Penyaluran Bansos Triwulan Pertama 2026 Capai 85 Persen Jelang Ramadhan

Pemerintah terus mengebut penyaluran bantuan sosial (bansos) untuk triwulan pertama tahun 2026, terutama dalam rangka menyambut dan selama bulan Ramadhan. Menteri Sosial Saifullah Yusuf, yang akrab disapa Gus Ipul, mengungkapkan bahwa realisasi penyaluran Program Keluarga Harapan (PKH) dan bantuan sembako telah melampaui 85 persen dari total anggaran yang telah disiapkan.

Progres Penyaluran yang Signifikan

Dalam keterangan resminya pada Senin, 23 Februari 2025, Gus Ipul memaparkan detail progres penyaluran bansos tersebut. Ia menyatakan bahwa untuk penyaluran PKH pada triwulan pertama, yang mencakup bulan Januari, Februari, dan Maret, telah mencapai 8.940.958 Keluarga Penerima Manfaat (KPM).

"Penyaluran PKH sampai saat ini, untuk triwulan pertama, telah tersalurkan lebih dari Rp 6 triliun atau setara dengan 89,4 persen dari total anggaran," tutur Gus Ipul. Angka ini menunjukkan komitmen kuat pemerintah dalam mempercepat distribusi bantuan kepada masyarakat yang membutuhkan, terutama di tengah persiapan menyambut bulan suci Ramadhan.

Fokus pada Bantuan Sembako

Selain PKH, bantuan sembako juga menjadi perhatian utama dalam program bansos ini. Pemerintah berupaya memastikan bahwa bantuan ini dapat menjangkau penerima dengan tepat waktu, sehingga dapat meringankan beban ekonomi keluarga selama bulan Ramadhan. Langkah ini diharapkan dapat meningkatkan kesejahteraan dan stabilitas sosial di masyarakat.

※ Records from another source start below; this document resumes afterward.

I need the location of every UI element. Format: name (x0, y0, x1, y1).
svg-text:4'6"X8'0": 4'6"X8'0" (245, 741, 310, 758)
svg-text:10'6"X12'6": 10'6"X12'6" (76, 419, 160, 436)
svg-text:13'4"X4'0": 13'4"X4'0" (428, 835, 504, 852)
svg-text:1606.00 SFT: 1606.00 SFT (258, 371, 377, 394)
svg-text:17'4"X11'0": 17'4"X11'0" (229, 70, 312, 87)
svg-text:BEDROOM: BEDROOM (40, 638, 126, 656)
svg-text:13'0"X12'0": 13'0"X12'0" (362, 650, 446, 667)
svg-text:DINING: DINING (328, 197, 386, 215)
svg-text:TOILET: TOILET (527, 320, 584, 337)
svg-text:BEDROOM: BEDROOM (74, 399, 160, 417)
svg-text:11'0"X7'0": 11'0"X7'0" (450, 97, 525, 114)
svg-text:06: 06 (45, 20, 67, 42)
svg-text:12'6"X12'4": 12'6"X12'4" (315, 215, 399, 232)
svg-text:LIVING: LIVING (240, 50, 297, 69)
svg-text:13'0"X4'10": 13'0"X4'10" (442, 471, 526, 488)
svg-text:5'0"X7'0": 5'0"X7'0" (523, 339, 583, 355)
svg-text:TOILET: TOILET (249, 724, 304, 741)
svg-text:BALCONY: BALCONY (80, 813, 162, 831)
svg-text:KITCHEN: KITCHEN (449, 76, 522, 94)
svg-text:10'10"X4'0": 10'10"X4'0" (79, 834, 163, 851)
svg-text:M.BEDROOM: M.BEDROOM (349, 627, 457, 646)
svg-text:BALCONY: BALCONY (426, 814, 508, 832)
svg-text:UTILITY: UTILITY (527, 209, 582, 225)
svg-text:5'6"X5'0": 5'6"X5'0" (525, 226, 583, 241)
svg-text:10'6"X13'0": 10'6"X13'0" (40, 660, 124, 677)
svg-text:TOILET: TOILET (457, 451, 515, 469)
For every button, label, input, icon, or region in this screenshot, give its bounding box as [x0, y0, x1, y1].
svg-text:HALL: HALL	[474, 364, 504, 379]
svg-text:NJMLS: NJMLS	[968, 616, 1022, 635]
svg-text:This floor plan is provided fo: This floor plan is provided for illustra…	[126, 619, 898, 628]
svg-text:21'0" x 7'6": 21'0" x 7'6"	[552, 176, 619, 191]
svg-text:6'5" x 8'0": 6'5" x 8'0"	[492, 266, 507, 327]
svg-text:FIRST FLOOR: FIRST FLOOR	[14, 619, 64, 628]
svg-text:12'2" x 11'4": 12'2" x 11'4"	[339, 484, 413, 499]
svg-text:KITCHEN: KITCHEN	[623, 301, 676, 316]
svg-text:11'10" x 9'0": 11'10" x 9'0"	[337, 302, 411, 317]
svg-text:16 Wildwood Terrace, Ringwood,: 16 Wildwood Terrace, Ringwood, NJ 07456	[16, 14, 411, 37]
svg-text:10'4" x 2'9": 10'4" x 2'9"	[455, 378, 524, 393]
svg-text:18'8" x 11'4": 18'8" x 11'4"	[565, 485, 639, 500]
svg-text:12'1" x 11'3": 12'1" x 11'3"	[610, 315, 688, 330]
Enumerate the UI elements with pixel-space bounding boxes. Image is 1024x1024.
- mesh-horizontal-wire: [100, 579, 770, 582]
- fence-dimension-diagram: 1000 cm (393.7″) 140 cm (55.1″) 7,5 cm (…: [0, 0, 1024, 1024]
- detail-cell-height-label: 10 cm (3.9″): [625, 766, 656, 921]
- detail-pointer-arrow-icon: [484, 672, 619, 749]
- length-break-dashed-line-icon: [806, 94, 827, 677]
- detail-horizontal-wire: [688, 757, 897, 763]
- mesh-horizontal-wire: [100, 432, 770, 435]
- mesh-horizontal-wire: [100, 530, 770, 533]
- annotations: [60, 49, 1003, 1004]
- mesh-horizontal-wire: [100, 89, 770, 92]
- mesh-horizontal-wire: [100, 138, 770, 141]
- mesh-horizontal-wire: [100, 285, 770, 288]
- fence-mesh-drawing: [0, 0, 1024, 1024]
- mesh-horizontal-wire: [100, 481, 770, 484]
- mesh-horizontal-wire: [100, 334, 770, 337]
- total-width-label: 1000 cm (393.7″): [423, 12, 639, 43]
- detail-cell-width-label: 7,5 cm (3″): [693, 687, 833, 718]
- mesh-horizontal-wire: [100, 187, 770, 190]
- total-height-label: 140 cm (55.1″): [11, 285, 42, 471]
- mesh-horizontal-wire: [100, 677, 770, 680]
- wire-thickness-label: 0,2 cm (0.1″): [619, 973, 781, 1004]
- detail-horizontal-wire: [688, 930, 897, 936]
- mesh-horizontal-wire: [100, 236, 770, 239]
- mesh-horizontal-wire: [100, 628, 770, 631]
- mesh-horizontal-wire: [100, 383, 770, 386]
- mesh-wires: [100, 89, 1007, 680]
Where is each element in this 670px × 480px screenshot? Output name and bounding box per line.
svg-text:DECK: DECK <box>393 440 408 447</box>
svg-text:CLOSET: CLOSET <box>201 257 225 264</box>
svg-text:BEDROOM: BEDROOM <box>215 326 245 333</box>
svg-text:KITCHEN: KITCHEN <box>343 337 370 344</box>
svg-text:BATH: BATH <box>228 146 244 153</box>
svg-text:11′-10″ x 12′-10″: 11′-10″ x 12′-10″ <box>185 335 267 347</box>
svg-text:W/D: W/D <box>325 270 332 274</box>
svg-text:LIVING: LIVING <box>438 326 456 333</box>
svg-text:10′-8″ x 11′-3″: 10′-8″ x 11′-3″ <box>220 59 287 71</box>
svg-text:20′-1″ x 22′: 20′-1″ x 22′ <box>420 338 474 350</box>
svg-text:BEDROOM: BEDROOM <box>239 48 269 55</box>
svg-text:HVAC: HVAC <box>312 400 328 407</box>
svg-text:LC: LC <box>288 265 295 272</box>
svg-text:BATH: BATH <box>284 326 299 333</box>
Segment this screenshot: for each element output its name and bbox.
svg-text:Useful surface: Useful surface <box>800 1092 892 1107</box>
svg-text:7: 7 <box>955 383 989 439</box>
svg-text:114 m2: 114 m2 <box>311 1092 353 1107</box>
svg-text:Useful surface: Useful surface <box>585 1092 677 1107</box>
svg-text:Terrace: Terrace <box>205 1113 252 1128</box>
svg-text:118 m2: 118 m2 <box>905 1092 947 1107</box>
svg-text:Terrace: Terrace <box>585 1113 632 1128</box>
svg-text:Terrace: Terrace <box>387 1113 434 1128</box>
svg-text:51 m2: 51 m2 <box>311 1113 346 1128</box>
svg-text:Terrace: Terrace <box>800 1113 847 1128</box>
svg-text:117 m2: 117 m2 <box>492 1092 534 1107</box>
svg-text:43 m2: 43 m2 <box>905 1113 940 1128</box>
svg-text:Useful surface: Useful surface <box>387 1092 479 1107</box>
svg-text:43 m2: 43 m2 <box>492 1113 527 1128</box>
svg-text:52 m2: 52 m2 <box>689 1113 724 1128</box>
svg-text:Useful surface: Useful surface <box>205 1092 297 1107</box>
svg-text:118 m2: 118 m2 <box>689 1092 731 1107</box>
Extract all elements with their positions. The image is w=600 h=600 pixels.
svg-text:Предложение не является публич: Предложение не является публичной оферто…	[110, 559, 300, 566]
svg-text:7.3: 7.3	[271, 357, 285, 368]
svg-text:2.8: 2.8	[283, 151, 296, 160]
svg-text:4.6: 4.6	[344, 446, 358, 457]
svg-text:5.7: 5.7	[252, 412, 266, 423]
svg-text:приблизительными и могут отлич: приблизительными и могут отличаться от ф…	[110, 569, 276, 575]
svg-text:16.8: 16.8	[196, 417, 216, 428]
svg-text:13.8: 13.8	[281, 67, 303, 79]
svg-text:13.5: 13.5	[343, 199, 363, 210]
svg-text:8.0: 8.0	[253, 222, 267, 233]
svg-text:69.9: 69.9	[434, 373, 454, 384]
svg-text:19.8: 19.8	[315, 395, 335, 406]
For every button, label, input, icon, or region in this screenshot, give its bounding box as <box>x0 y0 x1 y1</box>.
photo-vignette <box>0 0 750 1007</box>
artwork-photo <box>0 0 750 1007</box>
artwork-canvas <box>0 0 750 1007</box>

Dengan realisasi yang telah mencapai lebih dari 85 persen, pemerintah optimistis dapat menyelesaikan penyaluran bansos triwulan pertama sebelum memasuki puncak Ramadhan. Hal ini sekaligus menjadi bukti dari efisiensi dan transparansi dalam pengelolaan anggaran bantuan sosial.